Gold gave back gains from the prior two days as Middle East tensions continued to support energy prices and keep inflation risks elevated. That meant higher Treasury yields and dollar amid some hawkish Fed commentary.

Chart of the Day – Whippy GBP price action

A sharp move (and then small reversal) was seen in sterling on Wednesday and Thursday, which was likely due to a couple of key reasons. Position adjustment, with the shortest sterling positions by speculators being seen since 2017, have been squeezed considerably. The FT also ran reports that current Home Secretary Mahmood is now predicted to be the new Chancellor. She should be more right leaning, less divisive and less fiscally expansive; certainly more than heavy prior favourite Ed Miliband, even though little is known about her economic tendencies. Much will be revealed when PM Burnham takes the hot seat on Monday, while important UK CPI and jobs data will also be released next week.

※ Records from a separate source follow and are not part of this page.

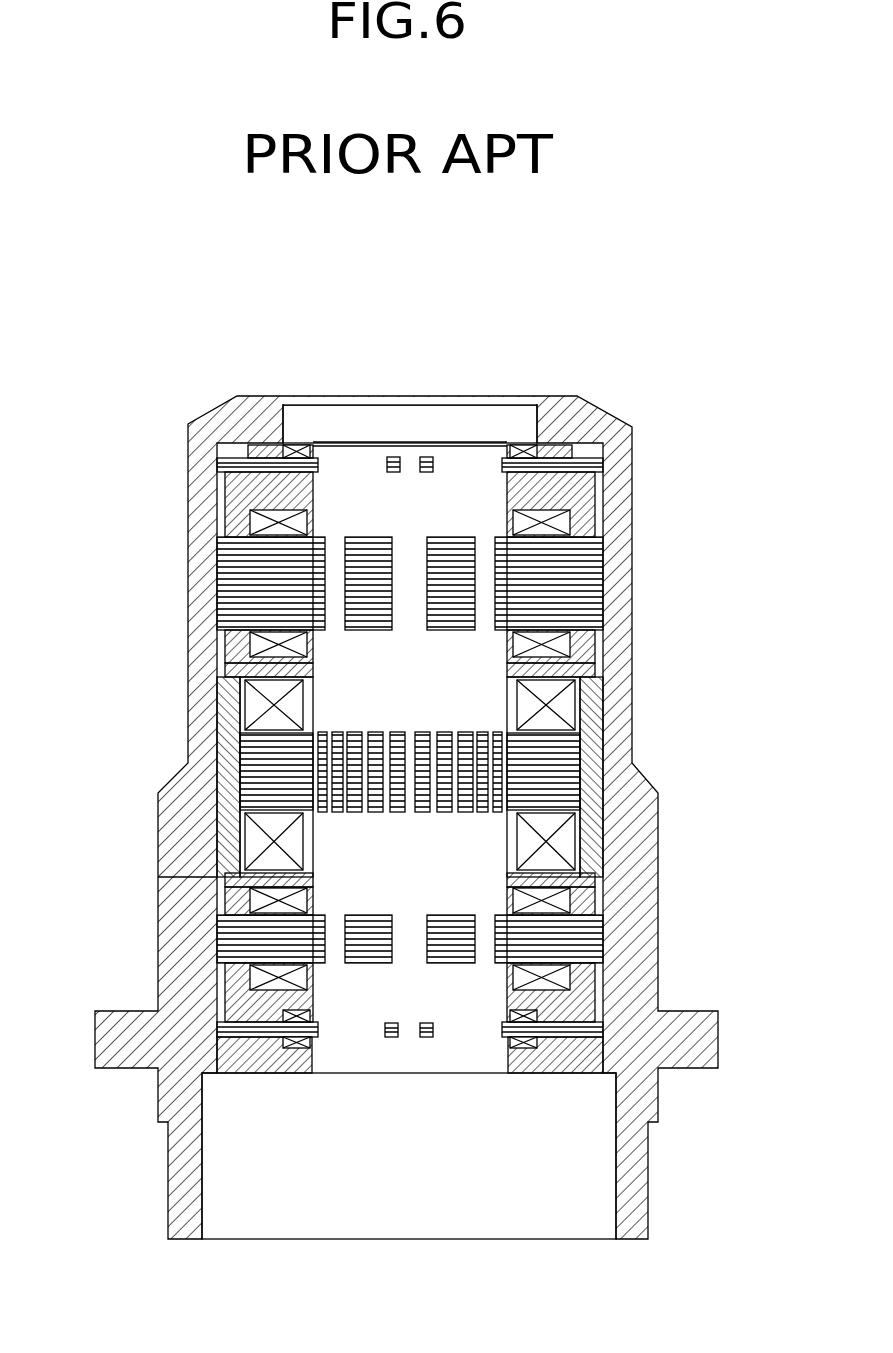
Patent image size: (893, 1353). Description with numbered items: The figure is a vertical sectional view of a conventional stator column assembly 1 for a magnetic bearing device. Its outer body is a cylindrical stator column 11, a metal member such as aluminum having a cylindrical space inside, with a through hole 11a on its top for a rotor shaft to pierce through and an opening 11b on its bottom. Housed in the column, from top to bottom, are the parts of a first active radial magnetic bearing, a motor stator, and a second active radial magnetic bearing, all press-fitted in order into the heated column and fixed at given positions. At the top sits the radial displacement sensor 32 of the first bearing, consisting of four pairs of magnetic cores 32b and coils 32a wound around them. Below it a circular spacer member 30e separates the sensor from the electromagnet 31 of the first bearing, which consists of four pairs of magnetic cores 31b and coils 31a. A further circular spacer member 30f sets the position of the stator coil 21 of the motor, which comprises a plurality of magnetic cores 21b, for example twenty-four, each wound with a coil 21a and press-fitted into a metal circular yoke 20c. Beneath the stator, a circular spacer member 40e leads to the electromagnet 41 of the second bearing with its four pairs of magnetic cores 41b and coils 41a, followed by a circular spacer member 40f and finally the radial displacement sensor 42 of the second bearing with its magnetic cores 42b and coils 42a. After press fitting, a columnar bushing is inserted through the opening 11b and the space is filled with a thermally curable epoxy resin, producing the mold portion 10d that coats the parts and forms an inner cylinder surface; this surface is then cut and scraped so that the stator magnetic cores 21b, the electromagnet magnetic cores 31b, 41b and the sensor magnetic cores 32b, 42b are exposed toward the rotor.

The stator column assembly 1 is at (618, 394).
The cylindrical stator column 11 is at (160, 810).
The through hole 11a is at (432, 398).
The opening 11b is at (493, 1217).
The mold portion 10d is at (205, 517).
The metal circular yoke 20c is at (197, 765).
The circular spacer member 30e is at (217, 471).
The circular spacer member 30f is at (205, 655).
The circular spacer member 40e is at (220, 875).
The circular spacer member 40f is at (217, 995).
The stator coil 21 is at (642, 775).
The coil 21a is at (563, 838).
The magnetic core 21b is at (548, 757).
The electromagnet 31 is at (629, 600).
The coil 31a is at (560, 646).
The magnetic core 31b is at (563, 583).
The radial displacement sensor 32 is at (629, 475).
The coil 32a is at (527, 478).
The magnetic core 32b is at (607, 464).
The electromagnet 41 is at (641, 968).
The coil 41a is at (560, 975).
The magnetic core 41b is at (580, 933).
The radial displacement sensor 42 is at (656, 1056).
The coil 42a is at (523, 1047).
The magnetic core 42b is at (600, 1037).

Sterling burst higher after consolidating around the long-term 50, 100, and 200-day SMAs at 1.34. This has livened up the charts and sets the pound up for a further extension of the early July bull reversal. The fresh short-term cycle high and a bullish alignment of trend oscillators suggest minor dips are a buy and that GBP gains can extend towards a retest of 1.3650 at least if bulls keep above 1.3450 in the near-term. EURGBP traded back from Wednesday’s one-year low but technical trends also look positive for the pound overall, especially if the cross keeps below 0.8479, a long-term major Fib level.